You'll first need to configure your application's host name.
This can be defined in the generated initializer or in an environment variable.
In the `config/initializers/seo_tools.rb` initializer :
```ruby
config.host = 'www.mydomain.com'
```
Or with the `APP_DOMAIN` environment variable.
```bash
APP_DOMAIN="www.mydomain.com"
```
If you want to handle subdomains you need to set the `host` without a subdomain
and the `default_subdomain` configs together :
```ruby
config.host = 'mydomain.com'
config.default_subdomain = 'www'
```
Generating the sitemap can be done with the dedicated rake task, or through
the Seo Tools admin panel by refreshing it manually :
```bash
rake para:seo_tools:sitemap:generate
```
This will generate the sitemap at `public/system/sitemap.xml.gz`. If you
need to change that path, you can use the `sitemaps_path` configuration, which
allows you to choose a `public/` subdirectory as the target folder for the
generated sitemaps.
For more customization informations, please read the
[Sitemap Generator](https://github.com/kjvarga/sitemap_generator) gem
documentation.
### 4. Retrieving meta tags in your app
Meta tags edition and rendering is done through the
[meta_tags](https://github.com/glyph-fr/meta_tags) gem.
For more informations on customizing its behavior, please see the
[meta_tags documentation](https://github.com/glyph-fr/meta_tags).
The meta tags are automatically retrieved from the current page path by default.

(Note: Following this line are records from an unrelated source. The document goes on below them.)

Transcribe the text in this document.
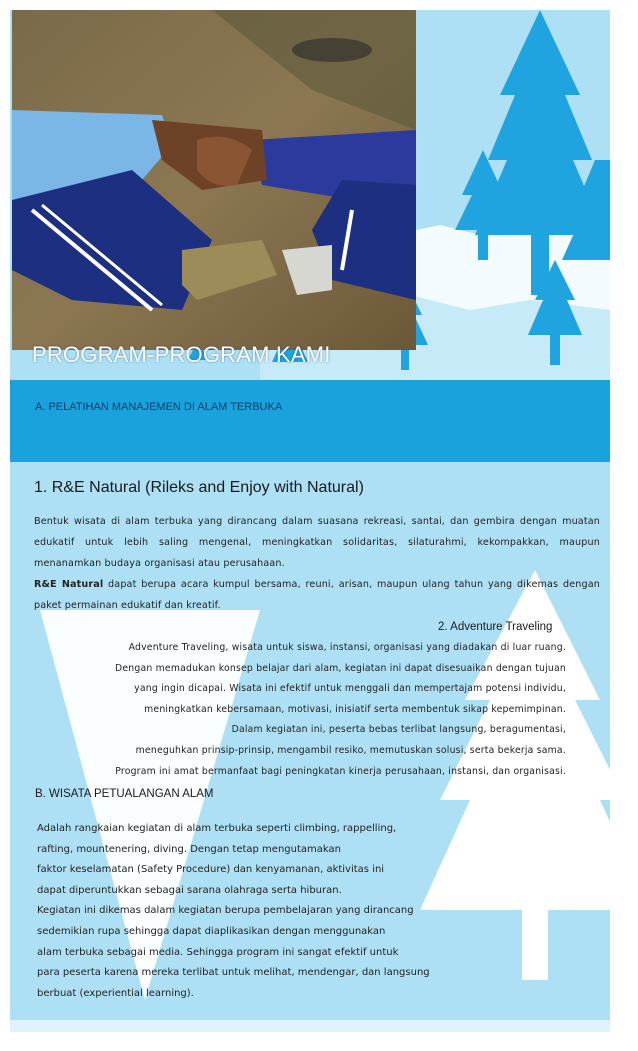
PROGRAM-PROGRAM KAMI
A. PELATIHAN MANAJEMEN DI ALAM TERBUKA
1. R&E Natural (Rileks and Enjoy with Natural)
Bentuk wisata di alam terbuka yang dirancang dalam suasana rekreasi, santai, dan gembira dengan muatan edukatif untuk lebih saling mengenal, meningkatkan solidaritas, silaturahmi, kekompakkan, maupun menanamkan budaya organisasi atau perusahaan.
R&E Natural dapat berupa acara kumpul bersama, reuni, arisan, maupun ulang tahun yang dikemas dengan paket permainan edukatif dan kreatif.
2. Adventure Traveling
Adventure Traveling, wisata untuk siswa, instansi, organisasi yang diadakan di luar ruang.
Dengan memadukan konsep belajar dari alam, kegiatan ini dapat disesuaikan dengan tujuan
yang ingin dicapai. Wisata ini efektif untuk menggali dan mempertajam potensi individu,
meningkatkan kebersamaan, motivasi, inisiatif serta membentuk sikap kepemimpinan.
Dalam kegiatan ini, peserta bebas terlibat langsung, beragumentasi,
meneguhkan prinsip-prinsip, mengambil resiko, memutuskan solusi, serta bekerja sama.
Program ini amat bermanfaat bagi peningkatan kinerja perusahaan, instansi, dan organisasi.
B. WISATA PETUALANGAN ALAM
Adalah rangkaian kegiatan di alam terbuka seperti climbing, rappelling,
rafting, mountenering, diving. Dengan tetap mengutamakan
faktor keselamatan (Safety Procedure) dan kenyamanan, aktivitas ini
dapat diperuntukkan sebagai sarana olahraga serta hiburan.
Kegiatan ini dikemas dalam kegiatan berupa pembelajaran yang dirancang
sedemikian rupa sehingga dapat diaplikasikan dengan menggunakan
alam terbuka sebagai media. Sehingga program ini sangat efektif untuk
para peserta karena mereka terlibat untuk melihat, mendengar, dan langsung
berbuat (experiential learning).
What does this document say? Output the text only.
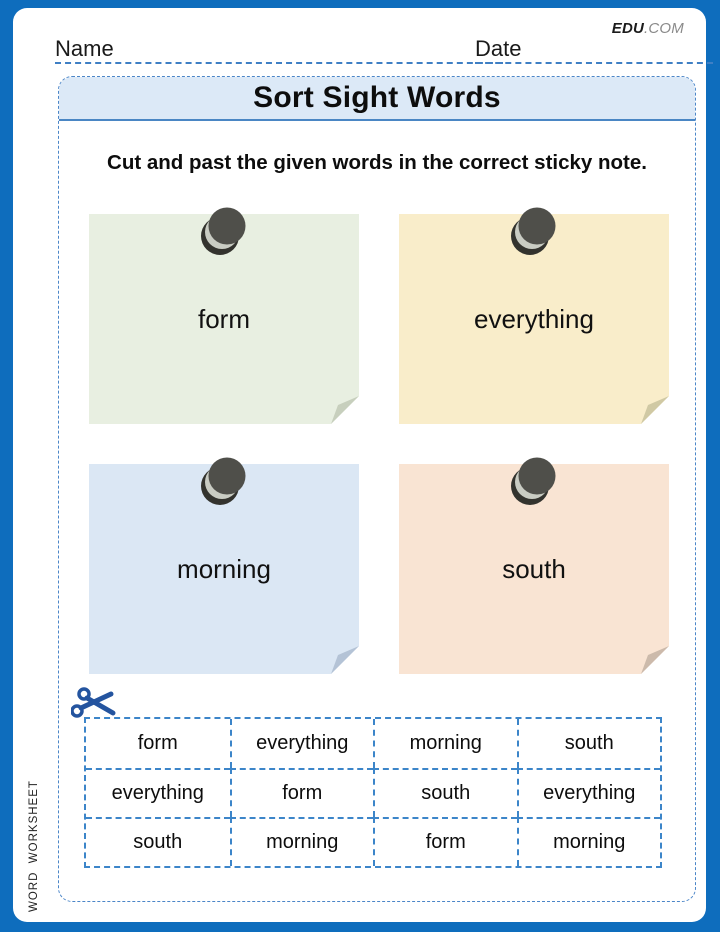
EDU.COM
Name	Date
Sort Sight Words
Cut and past the given words in the correct sticky note.
form	everything
morning	south
form	everything	morning	south
everything	form	south	everything
south	morning	form	morning
WORD  WORKSHEET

`seo_tools-para` includes a `before_action` callback that fetches the existing
meta tags for the current path, and sets them in your page.

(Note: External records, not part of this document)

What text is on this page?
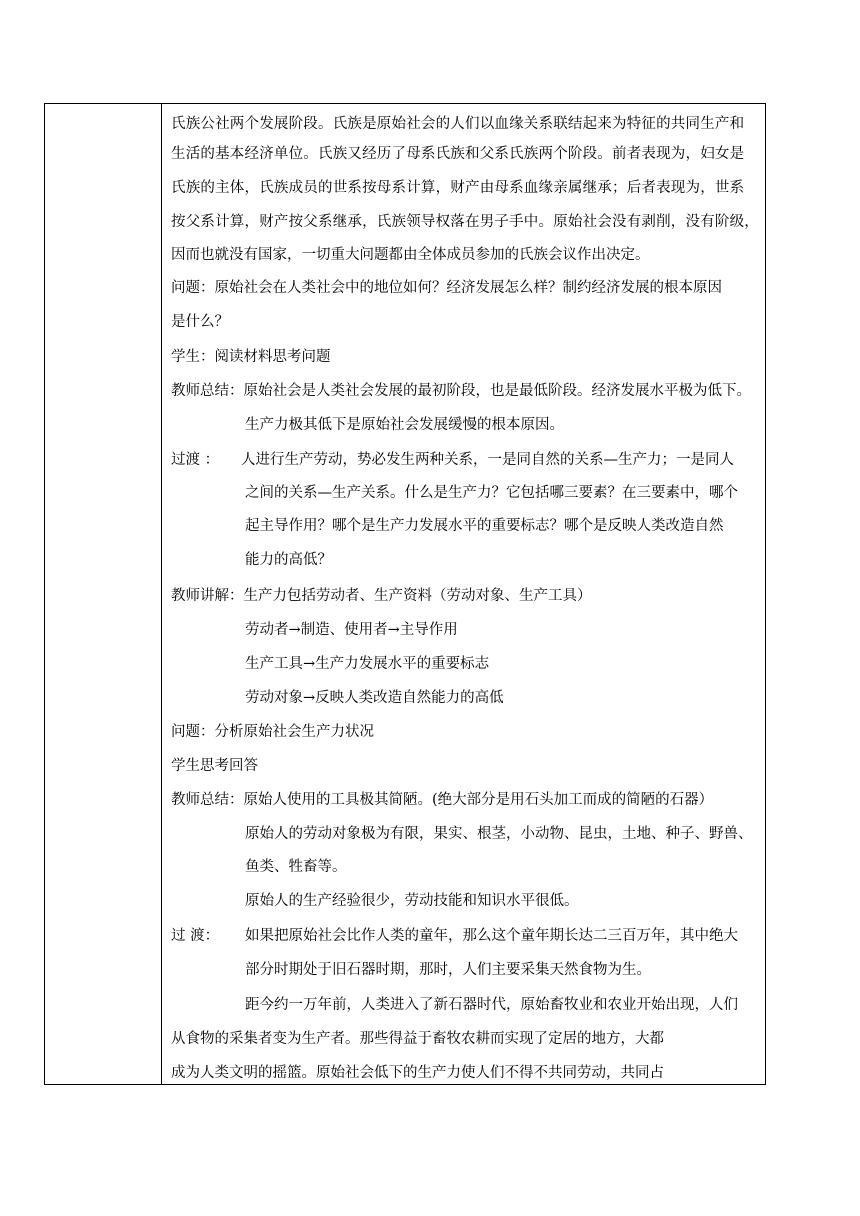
氏族公社两个发展阶段。氏族是原始社会的人们以血缘关系联结起来为特征的共同生产和
生活的基本经济单位。氏族又经历了母系氏族和父系氏族两个阶段。前者表现为，妇女是
氏族的主体，氏族成员的世系按母系计算，财产由母系血缘亲属继承；后者表现为，世系
按父系计算，财产按父系继承，氏族领导权落在男子手中。原始社会没有剥削，没有阶级，
因而也就没有国家，一切重大问题都由全体成员参加的氏族会议作出决定。
问题：原始社会在人类社会中的地位如何？经济发展怎么样？制约经济发展的根本原因
是什么？
学生：阅读材料思考问题
教师总结：原始社会是人类社会发展的最初阶段，也是最低阶段。经济发展水平极为低下。
生产力极其低下是原始社会发展缓慢的根本原因。
过渡 ： 人进行生产劳动，势必发生两种关系，一是同自然的关系—生产力；一是同人
之间的关系—生产关系。什么是生产力？它包括哪三要素？在三要素中，哪个
起主导作用？哪个是生产力发展水平的重要标志？哪个是反映人类改造自然
能力的高低？
教师讲解：生产力包括劳动者、生产资料（劳动对象、生产工具）
劳动者→制造、使用者→主导作用
生产工具→生产力发展水平的重要标志
劳动对象→反映人类改造自然能力的高低
问题：分析原始社会生产力状况
学生思考回答
教师总结：原始人使用的工具极其简陋。(绝大部分是用石头加工而成的简陋的石器）
原始人的劳动对象极为有限，果实、根茎，小动物、昆虫，土地、种子、野兽、
鱼类、牲畜等。
原始人的生产经验很少，劳动技能和知识水平很低。
过 渡： 如果把原始社会比作人类的童年，那么这个童年期长达二三百万年，其中绝大
部分时期处于旧石器时期，那时，人们主要采集天然食物为生。
距今约一万年前，人类进入了新石器时代，原始畜牧业和农业开始出现，人们
从食物的采集者变为生产者。那些得益于畜牧农耕而实现了定居的地方，大都
成为人类文明的摇篮。原始社会低下的生产力使人们不得不共同劳动，共同占
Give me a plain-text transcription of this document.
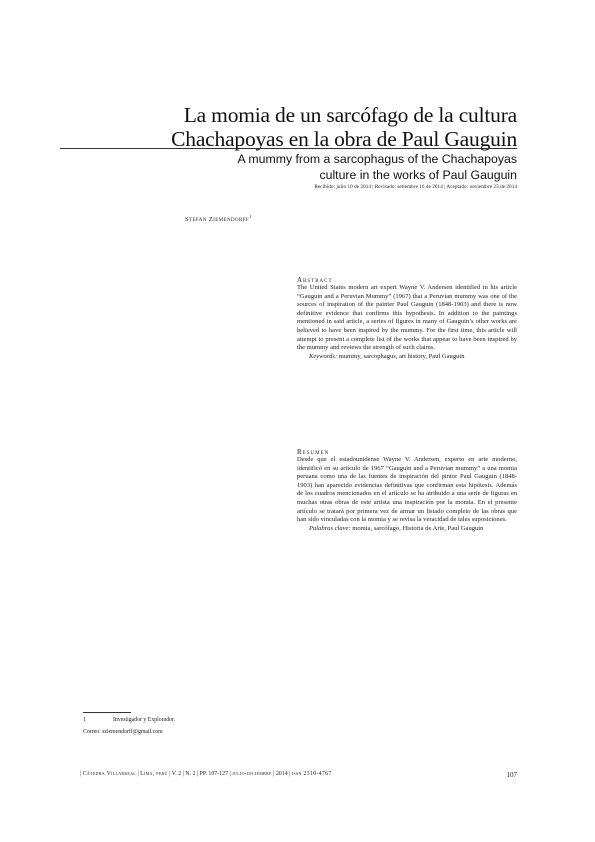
La momia de un sarcófago de la cultura
Chachapoyas en la obra de Paul Gauguin
A mummy from a sarcophagus of the Chachapoyas
culture in the works of Paul Gauguin
Recibido: julio 10 de 2014 | Revisado: setiembre 16 de 2014 | Aceptado: noviembre 25 de 2014
Stefan Ziemendorff$^1$

Abstract

The United States modern art expert Wayne V. Andersen identified in his article “Gauguin and a Peruvian Mummy” (1967) that a Peruvian mummy was one of the sources of inspiration of the painter Paul Gauguin (1848-1903) and there is now definitive evidence that confirms this hypothesis. In addition to the paintings mentioned in said article, a series of figures in many of Gauguin’s other works are believed to have been inspired by the mummy. For the first time, this article will attempt to present a complete list of the works that appear to have been inspired by the mummy and reviews the strength of such claims.

Keywords: mummy, sarcophagus, art history, Paul Gauguin

Resumen

Desde que el estadounidense Wayne V. Andersen, experto en arte moderno, identificó en su artículo de 1967 “Gauguin and a Peruvian mummy” a una momia peruana como una de las fuentes de inspiración del pintor Paul Gauguin (1848-1903) han aparecido evidencias definitivas que confirman esta hipótesis. Además de los cuadros mencionados en el artículo se ha atribuido a una serie de figuras en muchas otras obras de este artista una inspiración por la momia. En el presente artículo se tratará por primera vez de armar un listado completo de las obras que han sido vinculadas con la momia y se revisa la veracidad de tales suposiciones.

Palabras clave: momia, sarcófago, Historia de Arte, Paul Gauguin

1	Investigador y Explorador.
Correo: sziemendorff@gmail.com
| Cátedra Villarreal | Lima, perú | V. 2 | N. 2 | PP. 107-127 | julio-diciembre | 2014 | issn 2310-4767	107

All you need to do is to include the following in your layout file, at the top
of your `` tag, since `meta_tags` automatically appends the
`` tag.
```erb
<%= meta_tags %>
...
...
```
## Contributing
1. Fork it ( https://github.com/[my-github-username]/seo_tools-para/fork )
2. Create your feature branch (`git checkout -b my-new-feature`)
3. Commit your changes (`git commit -am 'Add some feature'`)
4. Push to the branch (`git push origin my-new-feature`)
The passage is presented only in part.